China’s population grew by the slowest increase on record last year, even as a decline in new births slowed.
Total population in the mainland, excluding foreigners, reached 1.41 billion people as of the end of last year — an increase of 480,000 people compared to 2020, the National Bureau of Statistics said Monday.
“The most shocking part of the data release today is that the natural growth of population has dropped to 0.034%, the first [increase] below 0.1% since data [became] available,” Zhiwei Zhang, chief economist at Pinpoint Asset Management, said in a note Monday.
The low growth rate shows the population is aging faster than expected and suggests China’s total population may have reached its peak in 2021, he said. It “indicates China’s potential growth is likely slowing faster than expected,” Zhang said.
The world’s second-largest economy is aging rapidly.

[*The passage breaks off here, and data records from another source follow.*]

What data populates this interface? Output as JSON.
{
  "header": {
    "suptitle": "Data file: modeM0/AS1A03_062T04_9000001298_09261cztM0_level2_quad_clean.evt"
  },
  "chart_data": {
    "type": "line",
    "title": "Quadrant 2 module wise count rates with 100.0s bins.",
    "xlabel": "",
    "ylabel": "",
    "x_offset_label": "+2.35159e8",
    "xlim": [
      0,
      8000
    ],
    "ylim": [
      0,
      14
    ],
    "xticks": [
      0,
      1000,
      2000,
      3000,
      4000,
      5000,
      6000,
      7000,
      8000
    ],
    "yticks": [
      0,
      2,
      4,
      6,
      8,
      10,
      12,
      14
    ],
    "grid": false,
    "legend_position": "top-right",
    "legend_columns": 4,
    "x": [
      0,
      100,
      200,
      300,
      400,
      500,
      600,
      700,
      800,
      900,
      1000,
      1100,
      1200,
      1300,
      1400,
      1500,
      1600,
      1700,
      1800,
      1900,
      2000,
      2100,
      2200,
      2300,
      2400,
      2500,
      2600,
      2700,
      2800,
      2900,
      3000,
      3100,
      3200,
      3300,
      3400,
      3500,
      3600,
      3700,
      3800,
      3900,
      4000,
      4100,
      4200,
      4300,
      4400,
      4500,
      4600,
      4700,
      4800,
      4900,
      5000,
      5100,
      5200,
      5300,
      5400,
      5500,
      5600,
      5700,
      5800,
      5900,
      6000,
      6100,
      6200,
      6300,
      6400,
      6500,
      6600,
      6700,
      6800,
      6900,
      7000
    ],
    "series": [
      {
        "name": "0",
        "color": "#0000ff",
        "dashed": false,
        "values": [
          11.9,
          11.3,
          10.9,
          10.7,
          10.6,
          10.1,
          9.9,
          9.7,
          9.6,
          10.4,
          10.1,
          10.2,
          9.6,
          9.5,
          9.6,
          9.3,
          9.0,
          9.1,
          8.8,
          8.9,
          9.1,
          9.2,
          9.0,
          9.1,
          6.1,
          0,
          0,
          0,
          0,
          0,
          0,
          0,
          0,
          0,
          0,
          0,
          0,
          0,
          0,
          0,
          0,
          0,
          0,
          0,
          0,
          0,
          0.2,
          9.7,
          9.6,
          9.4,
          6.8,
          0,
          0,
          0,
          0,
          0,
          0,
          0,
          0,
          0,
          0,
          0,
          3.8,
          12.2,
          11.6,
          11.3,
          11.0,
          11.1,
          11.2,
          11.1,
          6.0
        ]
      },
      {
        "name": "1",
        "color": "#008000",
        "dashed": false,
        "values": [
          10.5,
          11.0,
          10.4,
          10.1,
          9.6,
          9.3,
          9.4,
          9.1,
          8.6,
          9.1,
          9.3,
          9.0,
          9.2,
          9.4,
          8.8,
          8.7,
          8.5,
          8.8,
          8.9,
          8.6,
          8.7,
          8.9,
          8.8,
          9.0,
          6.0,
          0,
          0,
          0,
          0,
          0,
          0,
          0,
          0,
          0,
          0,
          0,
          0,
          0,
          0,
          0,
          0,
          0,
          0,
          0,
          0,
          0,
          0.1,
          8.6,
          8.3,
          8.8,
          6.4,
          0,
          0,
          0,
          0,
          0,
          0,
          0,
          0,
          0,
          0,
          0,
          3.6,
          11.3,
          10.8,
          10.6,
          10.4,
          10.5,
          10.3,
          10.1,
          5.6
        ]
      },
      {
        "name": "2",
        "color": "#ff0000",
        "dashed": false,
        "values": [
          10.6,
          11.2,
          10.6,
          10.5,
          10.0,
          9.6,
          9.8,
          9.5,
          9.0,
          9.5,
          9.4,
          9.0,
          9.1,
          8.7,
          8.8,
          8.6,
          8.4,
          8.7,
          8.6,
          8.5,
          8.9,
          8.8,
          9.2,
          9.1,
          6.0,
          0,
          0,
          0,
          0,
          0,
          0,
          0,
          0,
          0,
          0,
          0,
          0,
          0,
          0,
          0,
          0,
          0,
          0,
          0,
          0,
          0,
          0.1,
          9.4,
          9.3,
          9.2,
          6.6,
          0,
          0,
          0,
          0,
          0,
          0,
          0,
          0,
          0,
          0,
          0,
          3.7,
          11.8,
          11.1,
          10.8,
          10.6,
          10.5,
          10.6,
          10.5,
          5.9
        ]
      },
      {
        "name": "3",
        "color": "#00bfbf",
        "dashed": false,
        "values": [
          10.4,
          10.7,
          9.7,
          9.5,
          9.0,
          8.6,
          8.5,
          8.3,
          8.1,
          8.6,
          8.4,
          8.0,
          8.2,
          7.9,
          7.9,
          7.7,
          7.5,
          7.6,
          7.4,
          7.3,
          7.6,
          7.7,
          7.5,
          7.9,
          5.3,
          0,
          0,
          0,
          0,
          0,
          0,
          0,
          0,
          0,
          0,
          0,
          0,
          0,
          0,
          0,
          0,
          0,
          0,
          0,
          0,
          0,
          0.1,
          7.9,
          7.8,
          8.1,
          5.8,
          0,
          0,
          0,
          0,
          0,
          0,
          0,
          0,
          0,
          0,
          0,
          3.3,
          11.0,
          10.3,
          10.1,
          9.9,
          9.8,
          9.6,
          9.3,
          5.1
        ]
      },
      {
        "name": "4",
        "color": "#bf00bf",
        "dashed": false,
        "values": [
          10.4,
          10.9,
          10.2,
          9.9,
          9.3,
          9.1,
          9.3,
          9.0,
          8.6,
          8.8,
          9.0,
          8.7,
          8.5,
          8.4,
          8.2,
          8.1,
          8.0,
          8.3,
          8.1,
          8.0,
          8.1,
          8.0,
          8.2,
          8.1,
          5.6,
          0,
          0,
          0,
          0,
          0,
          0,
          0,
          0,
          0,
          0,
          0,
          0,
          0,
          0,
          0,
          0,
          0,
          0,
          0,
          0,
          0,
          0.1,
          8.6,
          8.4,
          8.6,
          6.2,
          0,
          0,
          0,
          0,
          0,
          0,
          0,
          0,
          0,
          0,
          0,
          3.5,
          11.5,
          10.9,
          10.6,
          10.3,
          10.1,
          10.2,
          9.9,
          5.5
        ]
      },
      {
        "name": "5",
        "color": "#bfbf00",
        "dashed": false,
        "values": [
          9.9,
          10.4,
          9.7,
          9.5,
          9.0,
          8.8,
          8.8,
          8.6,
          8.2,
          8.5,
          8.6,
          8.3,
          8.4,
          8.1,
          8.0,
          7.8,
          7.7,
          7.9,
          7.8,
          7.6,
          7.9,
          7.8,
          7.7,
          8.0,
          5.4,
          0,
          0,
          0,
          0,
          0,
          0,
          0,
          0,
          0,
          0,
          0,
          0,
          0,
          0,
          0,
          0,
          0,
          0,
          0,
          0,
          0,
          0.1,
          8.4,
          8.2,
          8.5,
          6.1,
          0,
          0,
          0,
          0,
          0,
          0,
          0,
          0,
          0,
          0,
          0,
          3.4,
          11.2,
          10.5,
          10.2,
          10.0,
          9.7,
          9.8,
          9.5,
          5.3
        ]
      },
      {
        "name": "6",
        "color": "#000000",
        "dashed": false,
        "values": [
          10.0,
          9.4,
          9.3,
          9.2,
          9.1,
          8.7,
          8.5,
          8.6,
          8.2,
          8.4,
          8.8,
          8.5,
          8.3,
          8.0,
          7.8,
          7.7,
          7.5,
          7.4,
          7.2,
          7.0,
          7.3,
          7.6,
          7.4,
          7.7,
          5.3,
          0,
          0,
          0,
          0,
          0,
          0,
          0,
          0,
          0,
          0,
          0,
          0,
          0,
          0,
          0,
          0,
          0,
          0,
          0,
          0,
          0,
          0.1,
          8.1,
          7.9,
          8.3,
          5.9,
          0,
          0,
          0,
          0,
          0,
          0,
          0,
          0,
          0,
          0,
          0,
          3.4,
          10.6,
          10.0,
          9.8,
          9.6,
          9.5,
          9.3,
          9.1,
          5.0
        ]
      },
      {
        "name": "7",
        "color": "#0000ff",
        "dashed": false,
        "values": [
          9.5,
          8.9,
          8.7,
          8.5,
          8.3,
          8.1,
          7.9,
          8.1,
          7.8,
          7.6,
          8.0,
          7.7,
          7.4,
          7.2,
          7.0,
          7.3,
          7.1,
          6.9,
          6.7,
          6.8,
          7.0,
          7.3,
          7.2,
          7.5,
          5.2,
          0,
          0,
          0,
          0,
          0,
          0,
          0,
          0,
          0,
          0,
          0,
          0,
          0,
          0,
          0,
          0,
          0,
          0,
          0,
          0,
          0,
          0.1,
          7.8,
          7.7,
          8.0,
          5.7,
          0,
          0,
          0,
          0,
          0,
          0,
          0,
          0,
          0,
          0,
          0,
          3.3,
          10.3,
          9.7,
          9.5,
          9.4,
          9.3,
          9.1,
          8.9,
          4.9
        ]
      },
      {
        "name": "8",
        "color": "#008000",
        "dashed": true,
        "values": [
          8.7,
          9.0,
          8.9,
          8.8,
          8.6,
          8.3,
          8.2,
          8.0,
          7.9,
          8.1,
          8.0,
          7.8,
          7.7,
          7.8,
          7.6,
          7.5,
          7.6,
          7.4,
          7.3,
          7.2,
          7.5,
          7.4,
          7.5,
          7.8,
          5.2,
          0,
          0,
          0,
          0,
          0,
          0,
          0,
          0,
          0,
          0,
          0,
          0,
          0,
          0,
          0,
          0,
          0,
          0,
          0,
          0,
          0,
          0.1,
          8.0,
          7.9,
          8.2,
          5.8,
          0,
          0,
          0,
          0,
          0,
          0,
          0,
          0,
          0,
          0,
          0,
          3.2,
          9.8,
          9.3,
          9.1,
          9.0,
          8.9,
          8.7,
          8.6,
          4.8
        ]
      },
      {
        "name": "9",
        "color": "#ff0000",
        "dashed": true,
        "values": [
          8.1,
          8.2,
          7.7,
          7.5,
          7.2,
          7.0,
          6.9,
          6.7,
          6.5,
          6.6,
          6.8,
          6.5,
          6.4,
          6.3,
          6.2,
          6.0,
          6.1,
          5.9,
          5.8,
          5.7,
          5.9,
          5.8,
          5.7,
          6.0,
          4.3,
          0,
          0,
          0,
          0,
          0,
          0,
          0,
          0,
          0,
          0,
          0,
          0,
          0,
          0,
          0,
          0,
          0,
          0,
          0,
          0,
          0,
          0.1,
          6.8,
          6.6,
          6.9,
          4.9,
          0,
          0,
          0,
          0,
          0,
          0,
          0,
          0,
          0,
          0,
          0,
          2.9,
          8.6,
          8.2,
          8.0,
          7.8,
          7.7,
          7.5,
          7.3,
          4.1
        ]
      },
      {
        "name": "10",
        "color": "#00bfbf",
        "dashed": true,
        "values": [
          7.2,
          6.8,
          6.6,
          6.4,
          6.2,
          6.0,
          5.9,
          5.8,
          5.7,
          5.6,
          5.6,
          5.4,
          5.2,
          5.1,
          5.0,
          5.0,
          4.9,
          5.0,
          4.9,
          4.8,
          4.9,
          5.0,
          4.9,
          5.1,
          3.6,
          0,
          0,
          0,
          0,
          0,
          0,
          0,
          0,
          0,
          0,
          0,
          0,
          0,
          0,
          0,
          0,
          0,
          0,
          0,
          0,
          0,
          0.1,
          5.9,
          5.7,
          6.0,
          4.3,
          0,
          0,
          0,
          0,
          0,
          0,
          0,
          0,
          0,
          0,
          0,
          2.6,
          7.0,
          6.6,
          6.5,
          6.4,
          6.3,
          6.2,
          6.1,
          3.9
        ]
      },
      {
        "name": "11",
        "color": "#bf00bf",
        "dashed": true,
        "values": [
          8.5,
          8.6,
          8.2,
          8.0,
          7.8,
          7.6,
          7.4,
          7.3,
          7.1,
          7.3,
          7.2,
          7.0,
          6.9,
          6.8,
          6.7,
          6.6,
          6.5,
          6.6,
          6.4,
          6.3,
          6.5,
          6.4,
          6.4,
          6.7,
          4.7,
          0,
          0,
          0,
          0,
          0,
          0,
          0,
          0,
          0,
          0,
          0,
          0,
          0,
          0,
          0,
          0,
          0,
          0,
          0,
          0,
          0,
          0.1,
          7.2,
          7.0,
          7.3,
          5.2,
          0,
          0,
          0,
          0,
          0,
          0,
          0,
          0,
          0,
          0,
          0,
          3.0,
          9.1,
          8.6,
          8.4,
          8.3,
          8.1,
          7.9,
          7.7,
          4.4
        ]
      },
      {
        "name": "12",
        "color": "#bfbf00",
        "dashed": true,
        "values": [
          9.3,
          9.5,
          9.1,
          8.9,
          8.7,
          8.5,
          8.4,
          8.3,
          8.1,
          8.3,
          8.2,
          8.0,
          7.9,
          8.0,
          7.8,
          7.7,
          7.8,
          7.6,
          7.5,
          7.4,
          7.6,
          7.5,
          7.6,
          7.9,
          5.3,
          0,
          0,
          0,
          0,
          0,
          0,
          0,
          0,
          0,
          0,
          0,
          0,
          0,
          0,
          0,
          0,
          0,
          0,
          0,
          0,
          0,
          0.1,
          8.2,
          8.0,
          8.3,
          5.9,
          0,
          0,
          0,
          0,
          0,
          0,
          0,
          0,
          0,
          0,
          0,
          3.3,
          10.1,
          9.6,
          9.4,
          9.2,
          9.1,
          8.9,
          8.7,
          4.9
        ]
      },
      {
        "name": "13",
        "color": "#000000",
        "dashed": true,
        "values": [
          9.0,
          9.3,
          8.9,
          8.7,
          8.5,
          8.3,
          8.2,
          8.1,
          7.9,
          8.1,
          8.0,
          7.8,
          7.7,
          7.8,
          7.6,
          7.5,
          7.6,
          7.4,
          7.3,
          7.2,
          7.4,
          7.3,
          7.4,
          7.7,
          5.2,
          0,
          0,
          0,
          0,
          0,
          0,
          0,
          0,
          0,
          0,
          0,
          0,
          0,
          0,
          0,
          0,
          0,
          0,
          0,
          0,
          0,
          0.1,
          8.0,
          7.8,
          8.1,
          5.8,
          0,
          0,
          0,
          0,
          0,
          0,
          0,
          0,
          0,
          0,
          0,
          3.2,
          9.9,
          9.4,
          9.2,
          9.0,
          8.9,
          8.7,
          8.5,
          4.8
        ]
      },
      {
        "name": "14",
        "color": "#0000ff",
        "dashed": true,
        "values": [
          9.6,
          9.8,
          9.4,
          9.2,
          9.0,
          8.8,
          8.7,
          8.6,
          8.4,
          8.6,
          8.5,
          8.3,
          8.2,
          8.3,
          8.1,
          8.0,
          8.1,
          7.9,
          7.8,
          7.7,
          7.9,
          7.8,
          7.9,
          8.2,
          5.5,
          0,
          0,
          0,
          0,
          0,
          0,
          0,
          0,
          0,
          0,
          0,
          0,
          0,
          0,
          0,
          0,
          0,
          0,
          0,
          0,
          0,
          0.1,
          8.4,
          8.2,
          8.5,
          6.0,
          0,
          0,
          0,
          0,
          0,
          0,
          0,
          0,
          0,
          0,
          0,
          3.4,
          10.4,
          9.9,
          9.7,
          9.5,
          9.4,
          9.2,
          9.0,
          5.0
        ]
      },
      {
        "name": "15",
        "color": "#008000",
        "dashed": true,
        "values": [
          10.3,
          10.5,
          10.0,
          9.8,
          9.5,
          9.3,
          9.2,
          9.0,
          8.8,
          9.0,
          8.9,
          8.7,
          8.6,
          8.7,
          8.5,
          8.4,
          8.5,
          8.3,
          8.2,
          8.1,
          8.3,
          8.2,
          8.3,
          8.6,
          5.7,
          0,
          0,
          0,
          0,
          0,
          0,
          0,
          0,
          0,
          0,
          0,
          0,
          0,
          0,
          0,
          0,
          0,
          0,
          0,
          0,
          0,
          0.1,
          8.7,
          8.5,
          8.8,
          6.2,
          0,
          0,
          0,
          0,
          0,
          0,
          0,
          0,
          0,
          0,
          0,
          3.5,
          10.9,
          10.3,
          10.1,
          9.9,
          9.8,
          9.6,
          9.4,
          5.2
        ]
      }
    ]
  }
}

Beijing announced last year that each couple could now have three children, further loosening family planning policies that limited households to one child for decades.
New births in mainland China fell by 13% in 2021 to 10.62 million babies, according to official data. That’s down from a 22% decline in 2020 compared to the prior year, the data showed.
The number of women between the ages of 21 to 35 declined by 3 million in 2021, Ning told reporters. He said China’s annual number of births is expected to remain above 10 million a year, and the total population will likely remain above 1.4 billion people for the near future.